This pic helps me better understand linked stack:
中缀表达式转换为后缀表达式
你需要设定一个栈SOP,和一个线性表 L 。SOP用于临时存储运算符和分界符( ,L用于存储后缀表达式。
遍历原始表达式中的每一个表达式元素
(1)如果是操作数,则直接追加到 L中。只有 运算符 或者 分界符( 才可以存放到 栈SOP中
(2)如果是分界符
Ⅰ 如果是左括号 ( , 则 直接压入SOP,等待下一个最近的 右括号 与之配对。
Ⅱ 如果是右括号),则说明有一对括号已经配对(在表达式输入无误的情况下)。不将它压栈,丢弃它,然后从SOP中出栈,得到元素e,将e依次追加到L里。一直循环,直到出栈元素e 是 左括号 ( ,同样丢弃他。
(3)如果是运算符(用op1表示)
Ⅰ如果SOP栈顶元素(用op2表示) 不是运算符,则二者没有可比性,则直接将此运算符op1压栈。 例如栈顶是左括号 ( ,或者栈为空。

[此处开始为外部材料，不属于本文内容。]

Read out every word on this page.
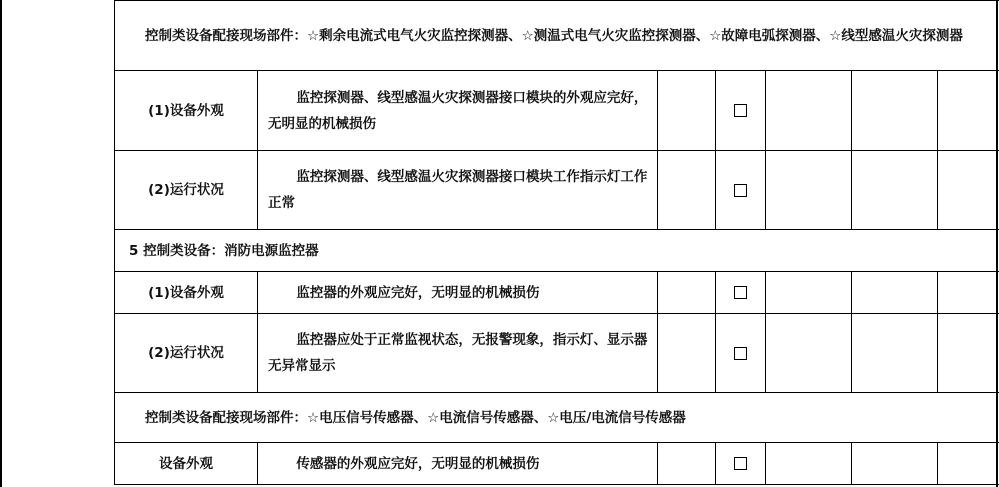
控制类设备配接现场部件：☆剩余电流式电气火灾监控探测器、☆测温式电气火灾监控探测器、☆故障电弧探测器、☆线型感温火灾探测器							
(1)设备外观	监控探测器、线型感温火灾探测器接口模块的外观应完好，无明显的机械损伤						
(2)运行状况	监控探测器、线型感温火灾探测器接口模块工作指示灯工作正常						
5 控制类设备：消防电源监控器							
(1)设备外观	监控器的外观应完好，无明显的机械损伤						
(2)运行状况	监控器应处于正常监视状态，无报警现象，指示灯、显示器无异常显示						
控制类设备配接现场部件：☆电压信号传感器、☆电流信号传感器、☆电压/电流信号传感器							
设备外观	传感器的外观应完好，无明显的机械损伤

Ⅱ 如果SOP栈顶元素(用op2表示) 是运算符 ,则比较op1和 op2的优先级。如果op1 > op2 ,则直接将此运算符op1压栈。
如果不满足op1 > op2,则将op2出栈,并追加到L,重复步骤3。
也就是说,如果在SOP栈中,有2个相邻的元素都是运算符,则他们必须满足:下层运算符的优先级一定小于上层元素的优先级,才能相邻。最后,如果SOP中还有元素,则依次弹出追加到L后,就得到了后缀表达式。
for each token in the postfix expression:
if token is an operator:
operand_2 ← pop from the stack
operand_1 ← pop from the stack
result ← evaluate token with operand_1 and operand_2
push result back onto the stack
else if token is an operand:
push token onto the stack
result ← pop from the stack
How to convert infix notation into postfix notation
-
create an empty array to fill in operands, an empty stack to fill in operators and delimiter
-
if operands true, add it into array
-
if delimiter true:
a. if delimiter means left parenthesis, push it into stack
b. if delimiter means right parenthesis, pop it out of stack until it meets first left parenthesis, ends.
-
if read infix notation from left to right and meets operator (denoted as op1), and now the top of the stack is already a operator type (denoted as op2)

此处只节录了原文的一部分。